GNOME Bugzilla – Bug 683191
[proxy-volumemonitor] gdbus port broke ability to automount mult-volume devices
Last modified: 2012-09-07 17:56:12 UTC
Created attachment 223186 [details] [review] Proposed patch to fix the issue Automounting devices with multiple volumes doesn't work anymore, this means, only the first volume found gets mounted. While I was trying to find out what was going wrong with another bug, I accidentally found a possible solution for this problem. I'm attaching a patch that fixes the issue for me (but be warned: I'm far away from really understanding the code involved here).
Interesting issue, however the patch seems odd to me, pointers don't change, the only difference is casting. I can try to reproduce the issue here, if you tell me how. This would hopefully reveal the issue on my machine. What exactly does "automounting" mean in your term? Is that on session startup or is that a automount-autorun after device insertion in a running session?

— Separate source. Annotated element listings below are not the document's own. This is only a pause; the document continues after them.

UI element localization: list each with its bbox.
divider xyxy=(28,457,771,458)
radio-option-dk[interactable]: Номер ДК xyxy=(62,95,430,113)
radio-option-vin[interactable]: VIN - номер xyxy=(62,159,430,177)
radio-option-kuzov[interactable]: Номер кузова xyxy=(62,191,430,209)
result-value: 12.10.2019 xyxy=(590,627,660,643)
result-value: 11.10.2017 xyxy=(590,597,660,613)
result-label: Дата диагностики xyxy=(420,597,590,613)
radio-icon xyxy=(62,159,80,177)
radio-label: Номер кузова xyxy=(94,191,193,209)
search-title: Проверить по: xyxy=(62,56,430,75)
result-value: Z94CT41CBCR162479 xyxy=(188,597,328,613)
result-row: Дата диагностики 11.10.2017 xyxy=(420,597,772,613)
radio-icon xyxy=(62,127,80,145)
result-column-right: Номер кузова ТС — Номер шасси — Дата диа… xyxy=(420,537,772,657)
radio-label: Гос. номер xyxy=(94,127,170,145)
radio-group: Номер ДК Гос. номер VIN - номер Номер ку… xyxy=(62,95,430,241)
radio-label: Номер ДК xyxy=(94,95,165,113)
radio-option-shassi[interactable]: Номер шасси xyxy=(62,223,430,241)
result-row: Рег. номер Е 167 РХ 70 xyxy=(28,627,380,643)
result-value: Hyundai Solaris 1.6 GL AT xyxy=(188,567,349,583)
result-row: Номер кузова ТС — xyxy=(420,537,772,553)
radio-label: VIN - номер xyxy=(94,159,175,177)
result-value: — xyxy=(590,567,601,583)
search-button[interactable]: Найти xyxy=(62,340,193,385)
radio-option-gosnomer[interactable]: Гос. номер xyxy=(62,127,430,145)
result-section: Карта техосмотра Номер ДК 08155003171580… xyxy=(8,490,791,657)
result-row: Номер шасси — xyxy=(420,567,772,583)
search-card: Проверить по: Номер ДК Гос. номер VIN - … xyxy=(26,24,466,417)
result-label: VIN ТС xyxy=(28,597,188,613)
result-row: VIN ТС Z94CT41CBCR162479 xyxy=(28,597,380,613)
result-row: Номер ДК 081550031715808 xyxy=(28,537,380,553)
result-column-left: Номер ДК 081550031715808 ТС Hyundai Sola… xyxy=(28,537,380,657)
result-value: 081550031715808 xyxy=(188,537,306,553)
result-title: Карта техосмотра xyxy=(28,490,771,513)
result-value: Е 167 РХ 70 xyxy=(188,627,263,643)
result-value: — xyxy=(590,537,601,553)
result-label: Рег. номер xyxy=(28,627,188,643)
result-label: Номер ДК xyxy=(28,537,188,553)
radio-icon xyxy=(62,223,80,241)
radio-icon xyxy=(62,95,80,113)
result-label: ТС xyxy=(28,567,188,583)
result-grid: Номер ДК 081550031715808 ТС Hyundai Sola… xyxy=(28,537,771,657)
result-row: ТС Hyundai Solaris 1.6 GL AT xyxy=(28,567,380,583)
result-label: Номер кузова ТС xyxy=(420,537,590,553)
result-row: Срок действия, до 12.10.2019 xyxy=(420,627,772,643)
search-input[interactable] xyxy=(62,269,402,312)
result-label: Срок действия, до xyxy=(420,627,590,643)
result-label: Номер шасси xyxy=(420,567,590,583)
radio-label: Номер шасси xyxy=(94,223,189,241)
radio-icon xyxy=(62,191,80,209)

With automounting I mean automount-autorun after device insertion. While before the gdbus port you could insert e.g. an external harddisk with two or more partitions, or an mp3-player with internal and external memory, and both were mounted automatically (or at least the option to mount them was offered through gnome-shell dialouges). Currently only the first partition will mount automatically (or gnome-shell asks only for the first one). As I said, I don't know why the patch is working, it was created comparing the old (pre-gdbus) and new values.
I've committed a patch based on yours, properly using object casting where appropriate. I still don't see any point why it should change a functionality. Are you sure you're not mixing instances of gvfs from your working tree with system ones? I've also tested your case, made four FAT partitions on an USB stick and all of them were mounted automatically after insertion. Could you please test if the commit http://git.gnome.org/browse/gvfs/commit/?id=ff909269ab889e81f83d3c08a7c8b612306b4473 fixes your issue?
I did a quick test and the commit seems to work. And no, the only running gvfs instance was the system one, of course after updates the session was closed and sometimes the system even rebooted before trying it again. Before reporting the bug I did several reboots either with or without a gvfs were the above patch was applied to see if the bug is reproducable (and it always was since 1.13.1) and the patch helps (it always did since 1.13.1). But please don't ask me why it works, I still have no idea.